Recuperação de preços ocorre em meio a cenário de incerteza tarifária nos EUA e forte acumulação de ativos por baleias fora das corretoras

O mercado de criptomoedas apresenta sinais de uma leve recuperação nesta sexta-feira, tentando reverter meses de quedas consecutivas desde o pico histórico registrado em outubro de 2025. O Bitcoin, principal ativo do setor, é negociado na faixa entre US$ 68.000 e US$ 68.300. Segundo o portal BitNoticias, essa movimentação representa uma tentativa de estabilização, mesmo em um ambiente onde o sentimento dos investidores permanece frágil.

A capitalização global do mercado avançou cerca de 1%, oscilando entre US$ 2,33 trilhões e US$ 2,41 trilhões. O domínio do Bitcoin permanece sólido, variando entre 56% e 57%, o que evidencia a preferência por ativos menos voláteis em momentos de tensão. O ativo ainda opera 46% abaixo de sua máxima histórica de US$ 126.000, após cinco meses de desvalorizações que retiraram de US$ 10.000 a US$ 15.000 do preço mensalmente.

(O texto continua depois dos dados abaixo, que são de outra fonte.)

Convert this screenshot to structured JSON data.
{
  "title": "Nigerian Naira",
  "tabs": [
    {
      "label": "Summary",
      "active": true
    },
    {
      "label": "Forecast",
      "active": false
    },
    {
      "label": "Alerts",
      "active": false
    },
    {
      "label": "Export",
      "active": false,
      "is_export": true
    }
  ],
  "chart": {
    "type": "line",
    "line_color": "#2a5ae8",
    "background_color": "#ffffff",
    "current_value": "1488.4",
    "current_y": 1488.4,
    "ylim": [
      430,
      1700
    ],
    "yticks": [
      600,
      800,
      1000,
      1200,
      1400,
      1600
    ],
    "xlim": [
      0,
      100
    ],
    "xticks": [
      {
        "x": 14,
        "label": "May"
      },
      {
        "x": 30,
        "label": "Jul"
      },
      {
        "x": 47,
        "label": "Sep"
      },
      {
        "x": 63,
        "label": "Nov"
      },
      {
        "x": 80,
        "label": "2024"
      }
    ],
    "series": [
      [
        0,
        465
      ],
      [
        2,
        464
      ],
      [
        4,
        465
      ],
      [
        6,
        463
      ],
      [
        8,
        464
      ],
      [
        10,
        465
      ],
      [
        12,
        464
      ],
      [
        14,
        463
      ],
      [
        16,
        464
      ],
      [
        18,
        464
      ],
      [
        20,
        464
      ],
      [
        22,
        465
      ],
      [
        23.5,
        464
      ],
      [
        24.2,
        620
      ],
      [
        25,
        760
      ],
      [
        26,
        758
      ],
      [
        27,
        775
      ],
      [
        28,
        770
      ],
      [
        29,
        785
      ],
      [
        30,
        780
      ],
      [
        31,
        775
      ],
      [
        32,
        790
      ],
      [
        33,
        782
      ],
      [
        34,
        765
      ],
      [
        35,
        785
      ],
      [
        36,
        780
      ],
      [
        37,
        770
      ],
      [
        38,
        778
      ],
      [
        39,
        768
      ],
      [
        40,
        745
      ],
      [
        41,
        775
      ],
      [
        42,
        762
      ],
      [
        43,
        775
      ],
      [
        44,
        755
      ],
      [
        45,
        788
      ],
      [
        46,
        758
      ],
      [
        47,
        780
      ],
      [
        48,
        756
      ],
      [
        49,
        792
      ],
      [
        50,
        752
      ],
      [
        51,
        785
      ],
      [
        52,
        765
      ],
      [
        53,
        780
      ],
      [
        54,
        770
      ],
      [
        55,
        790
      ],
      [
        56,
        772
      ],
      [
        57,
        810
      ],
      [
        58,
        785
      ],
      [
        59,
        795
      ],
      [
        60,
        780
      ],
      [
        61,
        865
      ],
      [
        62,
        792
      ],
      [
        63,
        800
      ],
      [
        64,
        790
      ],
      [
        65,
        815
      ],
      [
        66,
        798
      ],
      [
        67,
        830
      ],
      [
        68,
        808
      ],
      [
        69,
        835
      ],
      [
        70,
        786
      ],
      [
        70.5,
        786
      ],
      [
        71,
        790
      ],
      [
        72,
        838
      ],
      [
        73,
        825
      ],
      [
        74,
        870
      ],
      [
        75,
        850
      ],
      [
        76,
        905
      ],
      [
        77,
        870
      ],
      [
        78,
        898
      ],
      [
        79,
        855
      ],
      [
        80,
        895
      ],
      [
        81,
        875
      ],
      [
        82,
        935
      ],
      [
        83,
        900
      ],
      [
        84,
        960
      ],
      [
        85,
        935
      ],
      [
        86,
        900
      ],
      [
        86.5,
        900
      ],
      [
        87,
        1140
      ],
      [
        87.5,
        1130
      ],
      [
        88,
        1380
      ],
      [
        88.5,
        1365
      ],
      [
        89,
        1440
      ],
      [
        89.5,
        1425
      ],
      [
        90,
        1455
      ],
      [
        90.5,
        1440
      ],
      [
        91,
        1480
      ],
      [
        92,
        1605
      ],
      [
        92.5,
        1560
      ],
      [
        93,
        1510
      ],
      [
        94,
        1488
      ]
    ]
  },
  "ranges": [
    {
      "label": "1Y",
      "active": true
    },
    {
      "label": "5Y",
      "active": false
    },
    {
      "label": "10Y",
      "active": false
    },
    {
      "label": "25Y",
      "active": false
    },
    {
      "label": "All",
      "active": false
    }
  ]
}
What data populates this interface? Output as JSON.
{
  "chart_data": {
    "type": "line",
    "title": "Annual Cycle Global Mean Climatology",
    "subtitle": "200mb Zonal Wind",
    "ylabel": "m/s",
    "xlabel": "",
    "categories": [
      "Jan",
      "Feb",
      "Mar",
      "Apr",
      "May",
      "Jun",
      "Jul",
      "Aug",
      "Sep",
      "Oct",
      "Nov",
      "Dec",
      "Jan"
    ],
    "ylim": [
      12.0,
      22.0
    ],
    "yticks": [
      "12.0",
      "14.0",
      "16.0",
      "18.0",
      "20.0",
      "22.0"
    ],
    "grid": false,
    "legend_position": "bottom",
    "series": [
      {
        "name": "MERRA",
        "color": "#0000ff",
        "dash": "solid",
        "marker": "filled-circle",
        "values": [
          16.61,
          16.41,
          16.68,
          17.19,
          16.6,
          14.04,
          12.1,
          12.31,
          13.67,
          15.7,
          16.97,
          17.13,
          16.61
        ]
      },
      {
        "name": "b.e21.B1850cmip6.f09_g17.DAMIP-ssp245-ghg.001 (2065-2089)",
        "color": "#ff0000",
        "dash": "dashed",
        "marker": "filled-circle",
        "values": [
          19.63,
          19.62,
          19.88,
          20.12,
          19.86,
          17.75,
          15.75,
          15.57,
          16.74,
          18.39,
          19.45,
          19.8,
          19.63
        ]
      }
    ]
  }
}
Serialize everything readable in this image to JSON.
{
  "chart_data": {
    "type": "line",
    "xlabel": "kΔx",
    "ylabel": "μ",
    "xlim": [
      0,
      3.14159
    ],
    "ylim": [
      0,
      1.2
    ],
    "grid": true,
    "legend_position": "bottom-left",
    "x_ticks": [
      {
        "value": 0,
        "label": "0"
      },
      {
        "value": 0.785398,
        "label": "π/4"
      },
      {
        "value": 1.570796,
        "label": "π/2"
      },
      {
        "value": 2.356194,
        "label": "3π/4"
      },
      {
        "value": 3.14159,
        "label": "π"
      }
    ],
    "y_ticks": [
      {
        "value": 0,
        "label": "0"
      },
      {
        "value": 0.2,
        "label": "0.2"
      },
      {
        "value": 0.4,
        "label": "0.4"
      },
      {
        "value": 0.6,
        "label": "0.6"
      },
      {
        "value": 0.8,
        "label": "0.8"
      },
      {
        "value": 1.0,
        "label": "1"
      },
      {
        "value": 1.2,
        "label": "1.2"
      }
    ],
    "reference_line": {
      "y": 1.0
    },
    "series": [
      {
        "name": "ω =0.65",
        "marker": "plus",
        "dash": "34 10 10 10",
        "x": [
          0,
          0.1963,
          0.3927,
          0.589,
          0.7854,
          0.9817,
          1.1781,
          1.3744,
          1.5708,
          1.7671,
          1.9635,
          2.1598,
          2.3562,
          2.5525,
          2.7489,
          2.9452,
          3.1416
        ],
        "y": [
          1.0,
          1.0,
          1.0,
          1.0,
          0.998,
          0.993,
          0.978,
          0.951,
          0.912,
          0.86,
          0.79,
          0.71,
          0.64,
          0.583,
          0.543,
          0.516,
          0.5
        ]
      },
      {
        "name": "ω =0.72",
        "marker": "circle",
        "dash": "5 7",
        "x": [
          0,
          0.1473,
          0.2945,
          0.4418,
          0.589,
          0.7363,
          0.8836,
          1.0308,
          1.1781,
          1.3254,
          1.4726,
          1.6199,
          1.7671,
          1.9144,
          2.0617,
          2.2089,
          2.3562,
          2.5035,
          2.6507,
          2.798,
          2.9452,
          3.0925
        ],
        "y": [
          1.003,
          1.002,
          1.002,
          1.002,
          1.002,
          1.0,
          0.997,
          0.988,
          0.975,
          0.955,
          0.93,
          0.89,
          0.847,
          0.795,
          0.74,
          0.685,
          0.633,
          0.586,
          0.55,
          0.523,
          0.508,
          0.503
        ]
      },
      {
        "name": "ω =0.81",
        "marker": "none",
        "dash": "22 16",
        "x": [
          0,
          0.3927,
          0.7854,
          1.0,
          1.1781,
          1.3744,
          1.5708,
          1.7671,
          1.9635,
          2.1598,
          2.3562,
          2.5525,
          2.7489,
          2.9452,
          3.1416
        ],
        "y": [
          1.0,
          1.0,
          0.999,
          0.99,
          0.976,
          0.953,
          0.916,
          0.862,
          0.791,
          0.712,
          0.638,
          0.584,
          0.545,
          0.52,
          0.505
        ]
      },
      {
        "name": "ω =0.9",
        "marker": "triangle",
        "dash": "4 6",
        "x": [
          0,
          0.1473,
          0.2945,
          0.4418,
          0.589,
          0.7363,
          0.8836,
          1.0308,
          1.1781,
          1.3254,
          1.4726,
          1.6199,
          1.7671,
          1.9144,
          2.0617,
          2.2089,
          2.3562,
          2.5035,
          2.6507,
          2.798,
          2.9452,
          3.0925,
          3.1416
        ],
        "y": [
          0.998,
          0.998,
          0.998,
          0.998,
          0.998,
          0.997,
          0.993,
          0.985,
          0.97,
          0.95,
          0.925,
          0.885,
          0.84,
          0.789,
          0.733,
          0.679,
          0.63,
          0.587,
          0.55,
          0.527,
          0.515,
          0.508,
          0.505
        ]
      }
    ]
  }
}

Indicadores de sentimento e risco de liquidação

A análise técnica aponta que o BTC busca consolidar suporte entre US$ 65.000 e US$ 67.000. Uma eventual superação da barreira dos US$ 69.000 poderia desencadear liquidações de posições vendidas, impulsionando o preço para a região de US$ 70.000. O mercado, contudo, segue sensível: uma queda de 10% teria potencial para liquidar US$ 2,35 bilhões em posições compradas.

Os dados de sentimento refletem cautela extrema, embora métricas on-chain sugiram oportunidades de fundo:

  • Fear & Greed Index: 14 (Medo Extremo);
  • Altcoin Season Index: 36/100;
  • RSI médio: 51 (Neutro).

O indicador MVRV negativo aponta que parcela significativa dos investidores opera no prejuízo, fator que historicamente limita quedas mais acentuadas. Paralelamente, grandes investidores — as chamadas baleias — retiraram entre US$ 4 bilhões e US$ 7 bilhões das corretoras no último mês (entre 60.000 e 100.000 BTC), um comportamento típico de acumulação.

Impacto das tarifas e cenário macroeconômico

A volatilidade recente está atrelada ao cenário político-econômico dos Estados Unidos. A Suprema Corte invalidou tarifas impostas pelo presidente Trump sob a IEEPA, que geravam receitas entre US$ 130 bilhões e US$ 200 bilhões. Em resposta, Trump anunciou uma nova tarifa global de 10% com vigência a partir de 24 de fevereiro.

Apesar da pressão inicial sobre ativos de risco devido à incerteza e possíveis novas investigações, a tese de longo prazo para o Bitcoin ganha força. Tarifas mais altas tendem a estimular a inflação, aumentar gastos públicos e a emissão de dívida, cenário que historicamente posiciona a criptomoeda como uma ferramenta de proteção financeira.